Type of Document Dissertation
Author Roy, Madhuchhanda
URN etd-04022007-085414
Title Role of Heparanase and Heparanase-Degraded Heparan Sulfate in Brain-metastatic Melanoma
Degree Doctor of Philosophy (Ph.D.)
Department Comparative Biomedical Sciences (Veterinary Medical Sciences)
Advisory Committee
Advisor Name Title
Gary E. Wise Committee Chair
George M. Strain Committee Member
Konstantin G. Kousoulas Committee Member
Steven A. Barker Committee Member
William G. Henk Committee Member
Kenneth R. Bondioli Dean's Representative
  • melanoma
  • angiogenesis
  • metastasis
  • heparan sulfate proteoglycan
  • Heparanase
  • heparan sulfate
Date of Defense 2007-02-15
Availability unrestricted
Cancer metastasis is a frequent manifestation of malignant melanoma progression. Successful invasion into distant organs by tumor cells must include attachment to microvessel endothelial cells, and degradation of extracellular matrix. Heparan sulfate proteoglycans are ubiquitous macromolecules associated with cell surface and extracellular matrix of a wide range of cells and tissues. Heparanase is an extracellular matrix degradative enzyme which degrades the heparan sulfate chains of heparan sulfate proteoglycans. To investigate effects of changes in heparanase gene expression in metastatic melanoma cells, we constructed adenoviral vectors containing the full-length human heparanase cDNA in both sense (Ad-S/hep) and anti-sense orientations (Ad-AS/hep). We demonstrated increased heparanase expression and activity in melanoma cell lines following Ad-S/hep infection by Western blot analyses and heparanase activity assay. Conversely, heparanase content was significantly inhibited following infection with Ad-AS/hep. Alteration of heparanase protein expression by these adenoviral constructs correlated with invasive cellular properties in vitro and in vivo. Unexpectedly, overexpression of heparanase inhibited brain tumor formation in vivo possibly by extensive remodeling of the extracellular matrix which in turn modifies growth factor signaling and activity.

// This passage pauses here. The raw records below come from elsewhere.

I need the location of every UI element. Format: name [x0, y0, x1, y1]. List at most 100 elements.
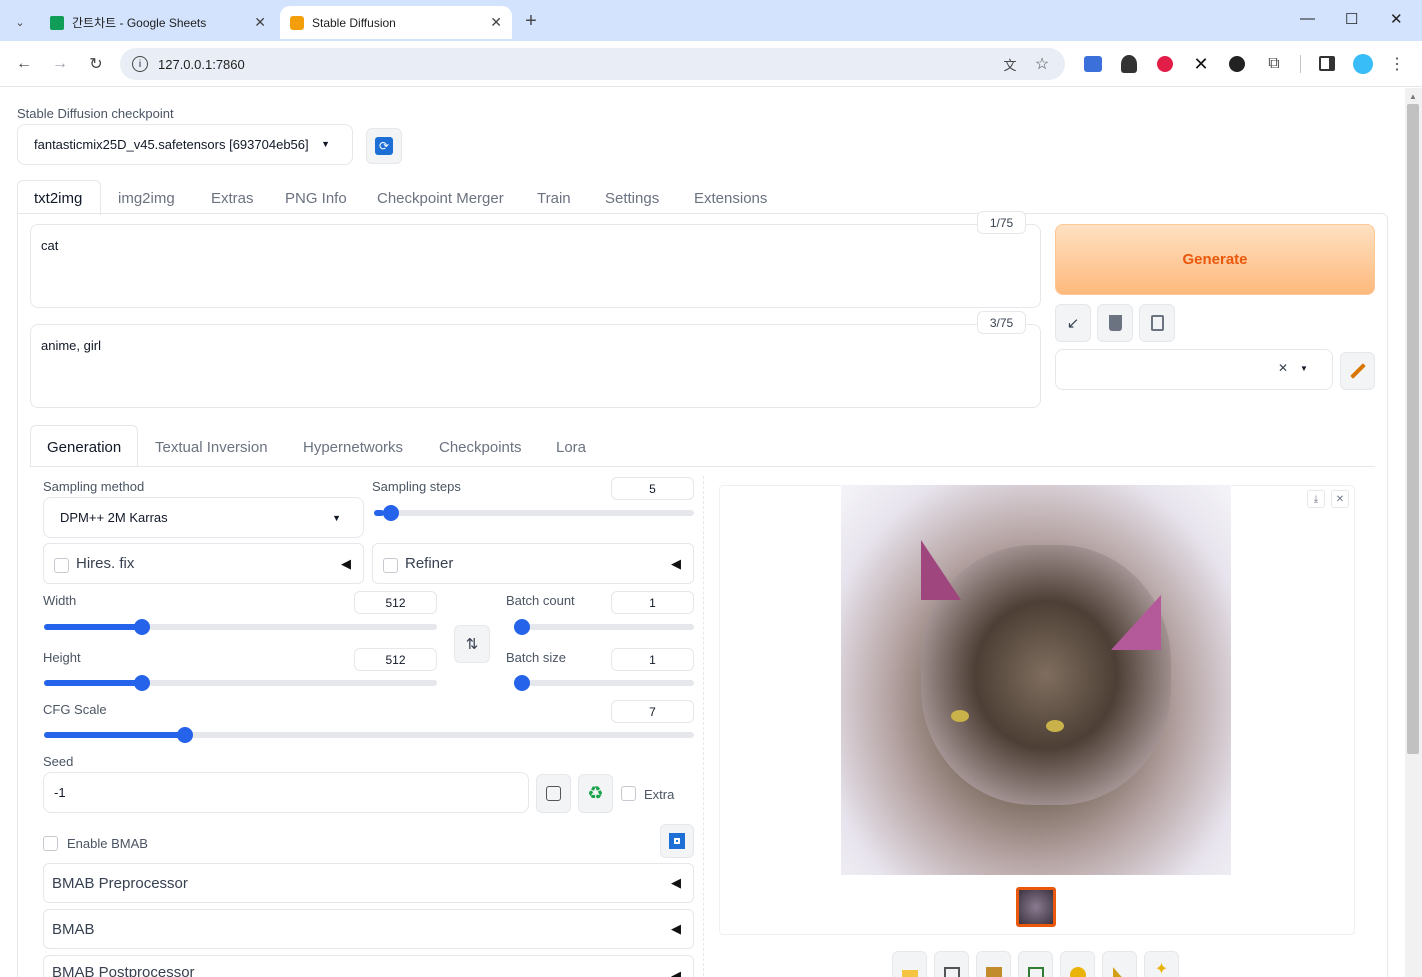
height-input[interactable]: 512	[354, 648, 437, 671]
clear-styles-icon[interactable]: ✕	[1278, 361, 1288, 375]
zip-button[interactable]	[976, 951, 1011, 977]
tab-train[interactable]: Train	[537, 190, 571, 207]
recycle-icon: ♻	[587, 783, 604, 803]
page-scrollbar-thumb[interactable]	[1407, 104, 1419, 754]
bookmark-star-icon[interactable]: ☆	[1032, 54, 1052, 74]
close-window-button[interactable]: ✕	[1390, 10, 1403, 28]
refresh-checkpoint-button[interactable]: ⟳	[366, 128, 402, 164]
refiner-accordion[interactable]: Refiner ◀	[372, 543, 694, 584]
tab-textual-inversion[interactable]: Textual Inversion	[155, 439, 268, 456]
seed-input[interactable]: -1	[43, 772, 529, 813]
tab-img2img[interactable]: img2img	[118, 190, 175, 207]
open-folder-button[interactable]	[892, 951, 927, 977]
accordion-label: BMAB Preprocessor	[52, 874, 188, 892]
site-info-icon[interactable]: i	[132, 56, 148, 72]
translate-icon[interactable]: 文	[1000, 54, 1020, 74]
close-tab-icon[interactable]: ✕	[490, 14, 502, 31]
browser-tab-sheets[interactable]: 간트차트 - Google Sheets ✕	[40, 6, 276, 39]
save-button[interactable]	[934, 951, 969, 977]
cfg-scale-slider[interactable]	[44, 727, 694, 743]
extension-dark-icon[interactable]	[1121, 55, 1137, 73]
reload-icon[interactable]: ↻	[84, 52, 108, 76]
width-slider[interactable]	[44, 619, 437, 635]
tab-png-info[interactable]: PNG Info	[285, 190, 347, 207]
tab-checkpoint-merger[interactable]: Checkpoint Merger	[377, 190, 504, 207]
extension-blue-icon[interactable]	[1084, 56, 1102, 72]
bmab-postprocessor-accordion[interactable]: BMAB Postprocessor ◀	[43, 955, 694, 977]
gallery-thumbnail[interactable]	[1016, 887, 1056, 927]
forward-arrow-icon[interactable]: →	[48, 52, 72, 76]
edit-styles-button[interactable]	[1340, 352, 1375, 390]
back-arrow-icon[interactable]: ←	[12, 52, 36, 76]
batch-count-label: Batch count	[506, 593, 575, 608]
download-icon[interactable]: ⤓	[1307, 490, 1325, 508]
styles-dropdown[interactable]: ✕ ▼	[1055, 349, 1333, 390]
sampling-steps-slider[interactable]	[374, 505, 694, 521]
extensions-puzzle-icon[interactable]: ⧉	[1264, 54, 1284, 74]
scroll-up-arrow-icon[interactable]: ▲	[1409, 92, 1417, 101]
sparkle-button[interactable]: ✦	[1144, 951, 1179, 977]
enable-bmab-checkbox[interactable]	[43, 836, 58, 851]
tab-extensions[interactable]: Extensions	[694, 190, 767, 207]
send-to-img2img-button[interactable]	[1018, 951, 1053, 977]
address-bar[interactable]: i 127.0.0.1:7860 文 ☆	[120, 48, 1065, 80]
slider-thumb[interactable]	[514, 619, 530, 635]
close-preview-icon[interactable]: ✕	[1331, 490, 1349, 508]
reuse-seed-button[interactable]: ♻	[578, 774, 613, 813]
slider-thumb[interactable]	[383, 505, 400, 521]
batch-size-input[interactable]: 1	[611, 648, 694, 671]
tab-search-chevron-icon[interactable]: ⌄	[8, 10, 32, 34]
extra-seed-checkbox[interactable]	[621, 786, 636, 801]
tab-settings[interactable]: Settings	[605, 190, 659, 207]
batch-count-slider[interactable]	[514, 619, 694, 635]
slider-thumb[interactable]	[514, 675, 530, 691]
checkpoint-dropdown[interactable]: fantasticmix25D_v45.safetensors [693704e…	[17, 124, 353, 165]
height-slider[interactable]	[44, 675, 437, 691]
bmab-preprocessor-accordion[interactable]: BMAB Preprocessor ◀	[43, 863, 694, 903]
read-params-button[interactable]: ↙	[1055, 304, 1091, 342]
sd-favicon-icon	[290, 15, 304, 30]
tab-checkpoints[interactable]: Checkpoints	[439, 439, 522, 456]
bmab-accordion[interactable]: BMAB ◀	[43, 909, 694, 949]
menu-kebab-icon[interactable]: ⋮	[1389, 54, 1405, 74]
tab-extras[interactable]: Extras	[211, 190, 254, 207]
browser-tab-stable-diffusion[interactable]: Stable Diffusion ✕	[280, 6, 512, 39]
extension-red-icon[interactable]	[1157, 56, 1173, 72]
bmab-config-button[interactable]	[660, 824, 694, 858]
tab-hypernetworks[interactable]: Hypernetworks	[303, 439, 403, 456]
tab-title: 간트차트 - Google Sheets	[72, 16, 207, 30]
extension-cat-icon[interactable]	[1229, 56, 1245, 72]
apply-styles-button[interactable]	[1139, 304, 1175, 342]
slider-thumb[interactable]	[177, 727, 194, 743]
tab-txt2img[interactable]: txt2img	[34, 190, 82, 207]
random-seed-button[interactable]	[536, 774, 571, 813]
batch-count-input[interactable]: 1	[611, 591, 694, 614]
new-tab-button[interactable]: +	[520, 10, 542, 32]
batch-size-slider[interactable]	[514, 675, 694, 691]
tab-lora[interactable]: Lora	[556, 439, 586, 456]
negative-prompt-textarea[interactable]: anime, girl	[30, 324, 1041, 408]
cfg-scale-input[interactable]: 7	[611, 700, 694, 723]
prompt-textarea[interactable]: cat	[30, 224, 1041, 308]
send-to-inpaint-button[interactable]	[1060, 951, 1095, 977]
maximize-button[interactable]: ☐	[1345, 10, 1358, 28]
minimize-button[interactable]: —	[1300, 10, 1315, 27]
refiner-checkbox[interactable]	[383, 558, 398, 573]
generate-button[interactable]: Generate	[1055, 224, 1375, 295]
swap-dimensions-button[interactable]: ⇅	[454, 625, 490, 663]
sampling-steps-label: Sampling steps	[372, 479, 461, 494]
send-to-extras-button[interactable]	[1102, 951, 1137, 977]
clear-prompt-button[interactable]	[1097, 304, 1133, 342]
tab-generation[interactable]: Generation	[47, 439, 121, 456]
close-tab-icon[interactable]: ✕	[254, 14, 266, 31]
extension-x-icon[interactable]: ✕	[1191, 54, 1211, 74]
sampling-method-dropdown[interactable]: DPM++ 2M Karras ▼	[43, 497, 364, 538]
profile-avatar[interactable]	[1353, 54, 1373, 74]
sampling-steps-input[interactable]: 5	[611, 477, 694, 500]
hires-fix-accordion[interactable]: Hires. fix ◀	[43, 543, 364, 584]
hires-fix-checkbox[interactable]	[54, 558, 69, 573]
palette-icon	[1069, 966, 1086, 977]
generated-cat-image[interactable]	[841, 485, 1231, 875]
width-input[interactable]: 512	[354, 591, 437, 614]
side-panel-icon[interactable]	[1319, 56, 1335, 71]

Finally, cell-surface heparan sulfate is also known to inhibit or promote tumorigenesis depending on size and composition. We proposed that heparanase generates bioactive heparan sulfate chains from the melanoma cell-surface that modify biological activities associated with vascular endothelial growth factor, a molecule essential for brain metastasis. Heparanase-degraded melanoma cell-surface heparan sulfate stimulated migration, but not proliferation of melanoma in vitro. It also enhanced angiogenesis in vivo, independent of vascular endothelial growth factor activity, an unexpected finding. Interestingly, melanoma cell-surface heparan sulfate did not have an observed effect on endothelioma migration in vitro. We also attempted to characterize the melanoma cell-surface heparan sulfate isolated by heparanase degradation by ion-pair high pressure liquid chromatography. This method proved to be not sensitive enough to detect nanogram quantities of HSGAG present in our samples.